Quelques titres pris au hasard en première page des Echos du 2 octobre 2007 :

« Fusion ANPE-Assedic : ce qui attend les chômeurs »

« Nokia part à l’assaut du marché du GPS »

« Le président de Vinci plaide la cause des champions nationaux »

« Electricité : GDF profite de la libéralisation »

« Libéralisation totale du courrier à partir du 1er janvier 2011 »

« Walstreet pulvérise son record historique »

« Logiciels en ligne : Microsoft contre attaque »

« Croissance allemande : l’horizon s’assombrit ».

Notons pour commencer la différence de champs lexicaux utilisés lorsqu’il s’agit de parler des entreprises, puissantes et actives, comparées aux travailleurs et aux pays, qui subissent quasiment leur sort. « Ce qui attend les chômeurs » laisse entendre que les personnes sans emploi sont en phase passive où le gouvernement (et les entreprises) leurs imposent un certain nombre de règles qu’il ne peuvent que constater.

Ensuite, l’idée de « libéralisation » est montrée ici comme positive, elle est censée favoriser le développement de GDF et l’accès à de nouveaux opérateurs de courriers à partir de 2011. Le mot lui-même porte malhonnêtement en lui une partie la connotation positive de sa racine « liberté ». On est loin de la réalité qui pourrait ressembler à ça : la déréglementation progressive de la fourniture d’énergie a fait apparaître de nouveaux groupes privés qui vont se concurrencer et, au fur et à mesure, nous aider à passer contre notre gré d’un système d’approvisionnement par l’état, fiable et à bon marché à un système tributaire de la coordination entre des groupes d’intérêts forcément divergents ainsi qu’à une très probable hausse des prix quand il se seront entendus.
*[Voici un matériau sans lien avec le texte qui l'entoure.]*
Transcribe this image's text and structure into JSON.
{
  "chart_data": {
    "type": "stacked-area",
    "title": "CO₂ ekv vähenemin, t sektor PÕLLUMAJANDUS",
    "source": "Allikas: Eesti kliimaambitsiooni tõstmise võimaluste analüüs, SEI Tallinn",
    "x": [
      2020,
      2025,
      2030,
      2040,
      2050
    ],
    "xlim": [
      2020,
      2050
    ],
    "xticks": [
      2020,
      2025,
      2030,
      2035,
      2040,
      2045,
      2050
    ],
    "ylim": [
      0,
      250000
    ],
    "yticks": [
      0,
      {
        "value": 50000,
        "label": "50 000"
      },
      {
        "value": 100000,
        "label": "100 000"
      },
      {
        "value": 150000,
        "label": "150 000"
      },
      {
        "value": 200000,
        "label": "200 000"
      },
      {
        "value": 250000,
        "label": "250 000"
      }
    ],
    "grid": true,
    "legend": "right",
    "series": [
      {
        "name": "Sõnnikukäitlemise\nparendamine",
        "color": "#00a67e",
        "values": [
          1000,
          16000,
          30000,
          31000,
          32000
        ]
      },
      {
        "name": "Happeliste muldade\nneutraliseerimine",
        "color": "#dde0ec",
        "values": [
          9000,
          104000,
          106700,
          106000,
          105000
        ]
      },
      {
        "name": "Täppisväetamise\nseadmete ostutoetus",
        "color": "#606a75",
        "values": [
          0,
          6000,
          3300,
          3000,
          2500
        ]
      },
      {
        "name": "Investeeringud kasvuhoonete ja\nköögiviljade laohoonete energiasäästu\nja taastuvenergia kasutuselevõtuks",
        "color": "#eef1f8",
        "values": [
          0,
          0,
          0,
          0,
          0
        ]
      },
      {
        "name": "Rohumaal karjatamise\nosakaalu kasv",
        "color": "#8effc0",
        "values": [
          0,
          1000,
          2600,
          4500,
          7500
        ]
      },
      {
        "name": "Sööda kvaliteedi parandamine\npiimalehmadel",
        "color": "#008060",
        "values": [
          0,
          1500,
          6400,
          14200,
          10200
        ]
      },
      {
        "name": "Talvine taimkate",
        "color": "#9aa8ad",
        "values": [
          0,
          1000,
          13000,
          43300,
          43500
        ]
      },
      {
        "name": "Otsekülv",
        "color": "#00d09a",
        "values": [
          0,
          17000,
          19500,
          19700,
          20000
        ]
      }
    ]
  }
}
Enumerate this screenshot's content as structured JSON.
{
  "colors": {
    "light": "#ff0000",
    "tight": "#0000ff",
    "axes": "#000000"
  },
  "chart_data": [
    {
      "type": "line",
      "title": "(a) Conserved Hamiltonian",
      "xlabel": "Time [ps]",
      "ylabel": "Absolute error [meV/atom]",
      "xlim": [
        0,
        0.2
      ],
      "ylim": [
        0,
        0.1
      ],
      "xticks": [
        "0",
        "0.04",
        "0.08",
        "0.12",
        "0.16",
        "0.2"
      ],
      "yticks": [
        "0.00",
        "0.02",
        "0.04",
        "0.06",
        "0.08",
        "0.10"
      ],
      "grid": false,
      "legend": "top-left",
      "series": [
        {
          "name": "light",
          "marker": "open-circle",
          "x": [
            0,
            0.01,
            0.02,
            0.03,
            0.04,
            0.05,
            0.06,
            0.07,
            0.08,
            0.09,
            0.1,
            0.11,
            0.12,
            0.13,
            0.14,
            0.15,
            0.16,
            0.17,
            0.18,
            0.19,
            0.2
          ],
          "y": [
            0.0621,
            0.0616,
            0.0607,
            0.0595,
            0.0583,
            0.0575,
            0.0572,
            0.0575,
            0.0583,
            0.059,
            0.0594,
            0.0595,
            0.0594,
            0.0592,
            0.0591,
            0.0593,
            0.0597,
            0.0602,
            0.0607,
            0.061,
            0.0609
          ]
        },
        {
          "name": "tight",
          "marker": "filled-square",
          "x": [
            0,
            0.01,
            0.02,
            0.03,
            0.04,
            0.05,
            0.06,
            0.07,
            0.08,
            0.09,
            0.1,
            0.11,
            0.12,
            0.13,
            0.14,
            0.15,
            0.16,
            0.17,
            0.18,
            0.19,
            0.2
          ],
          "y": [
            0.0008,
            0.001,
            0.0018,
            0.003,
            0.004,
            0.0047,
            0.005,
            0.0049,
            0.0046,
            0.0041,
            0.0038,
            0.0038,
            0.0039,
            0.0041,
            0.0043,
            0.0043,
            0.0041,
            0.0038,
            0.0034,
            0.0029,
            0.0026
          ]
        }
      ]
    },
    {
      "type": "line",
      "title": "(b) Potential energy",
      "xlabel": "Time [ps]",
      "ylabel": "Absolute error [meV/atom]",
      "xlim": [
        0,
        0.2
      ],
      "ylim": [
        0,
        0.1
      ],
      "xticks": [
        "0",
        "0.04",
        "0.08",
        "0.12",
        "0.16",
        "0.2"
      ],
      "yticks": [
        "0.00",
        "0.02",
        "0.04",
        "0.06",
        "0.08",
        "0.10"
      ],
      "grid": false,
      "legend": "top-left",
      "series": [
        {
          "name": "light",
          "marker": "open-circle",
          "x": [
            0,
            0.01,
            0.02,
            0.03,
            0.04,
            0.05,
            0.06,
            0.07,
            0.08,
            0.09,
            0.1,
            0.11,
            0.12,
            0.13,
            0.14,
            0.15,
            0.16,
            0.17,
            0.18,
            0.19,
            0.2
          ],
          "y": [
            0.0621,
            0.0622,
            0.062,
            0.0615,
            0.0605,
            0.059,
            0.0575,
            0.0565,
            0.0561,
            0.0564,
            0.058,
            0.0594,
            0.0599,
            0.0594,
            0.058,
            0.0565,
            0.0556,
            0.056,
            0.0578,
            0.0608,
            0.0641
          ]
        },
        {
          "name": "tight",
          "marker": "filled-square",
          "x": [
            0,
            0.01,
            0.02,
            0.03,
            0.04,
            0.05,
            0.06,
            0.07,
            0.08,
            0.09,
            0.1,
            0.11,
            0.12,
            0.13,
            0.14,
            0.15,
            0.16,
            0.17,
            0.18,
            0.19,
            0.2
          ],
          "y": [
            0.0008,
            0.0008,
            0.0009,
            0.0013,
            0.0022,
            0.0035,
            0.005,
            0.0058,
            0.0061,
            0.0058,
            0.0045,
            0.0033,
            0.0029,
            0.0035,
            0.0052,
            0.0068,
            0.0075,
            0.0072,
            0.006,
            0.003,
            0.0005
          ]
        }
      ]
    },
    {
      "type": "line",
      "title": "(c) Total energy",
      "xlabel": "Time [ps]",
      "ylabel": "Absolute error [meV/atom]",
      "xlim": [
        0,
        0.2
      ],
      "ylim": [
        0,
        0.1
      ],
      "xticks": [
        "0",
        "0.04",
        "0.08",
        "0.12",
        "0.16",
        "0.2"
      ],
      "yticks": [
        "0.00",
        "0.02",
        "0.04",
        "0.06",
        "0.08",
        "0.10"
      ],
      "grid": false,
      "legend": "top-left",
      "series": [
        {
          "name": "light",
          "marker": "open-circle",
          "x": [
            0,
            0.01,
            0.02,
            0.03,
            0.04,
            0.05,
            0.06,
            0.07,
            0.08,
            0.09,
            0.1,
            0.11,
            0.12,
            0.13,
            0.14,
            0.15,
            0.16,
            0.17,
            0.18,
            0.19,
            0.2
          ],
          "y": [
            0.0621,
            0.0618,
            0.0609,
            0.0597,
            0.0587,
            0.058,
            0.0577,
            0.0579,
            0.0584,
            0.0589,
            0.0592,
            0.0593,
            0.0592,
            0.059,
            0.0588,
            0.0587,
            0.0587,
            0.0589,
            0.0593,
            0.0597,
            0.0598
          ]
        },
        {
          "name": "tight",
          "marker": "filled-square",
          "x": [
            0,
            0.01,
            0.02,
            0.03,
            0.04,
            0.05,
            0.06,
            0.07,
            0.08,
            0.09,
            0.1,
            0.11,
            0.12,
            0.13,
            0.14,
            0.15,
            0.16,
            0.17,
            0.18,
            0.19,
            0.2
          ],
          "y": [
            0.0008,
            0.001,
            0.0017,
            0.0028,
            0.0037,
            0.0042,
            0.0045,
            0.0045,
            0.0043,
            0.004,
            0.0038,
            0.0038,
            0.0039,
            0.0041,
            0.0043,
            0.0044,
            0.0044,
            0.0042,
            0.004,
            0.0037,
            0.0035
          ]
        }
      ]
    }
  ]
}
Pour ce qui est du courrier, préparez vous à un mode opératoire compliqué pour envoyer une simple lettre, et acceptez l’idée de suppression de la plupart des bureaux de poste de campagne, et qu’importe si les personnes âgées devront faire des kilomètres pour récupérer leur courrier…

Le vocabulaire guerrier et sportif met en valeur l’esprit de performance et de compétition agressive : Un groupe « part à l’assaut » d’un nouveau marché, un autre « contre attaque », tandis que la bourse new-yorkaise « pulvérise son record historique », avant que le coach de Vinci ne vienne féliciter les « champions nationaux » comme des joueurs de football après un bon match. Efficacité, rapidité, rationalité, dynamisme, ambition, agressivité sont autant de mots qui peuvent qualifier tout à la fois un sportif et un manager « de talent ».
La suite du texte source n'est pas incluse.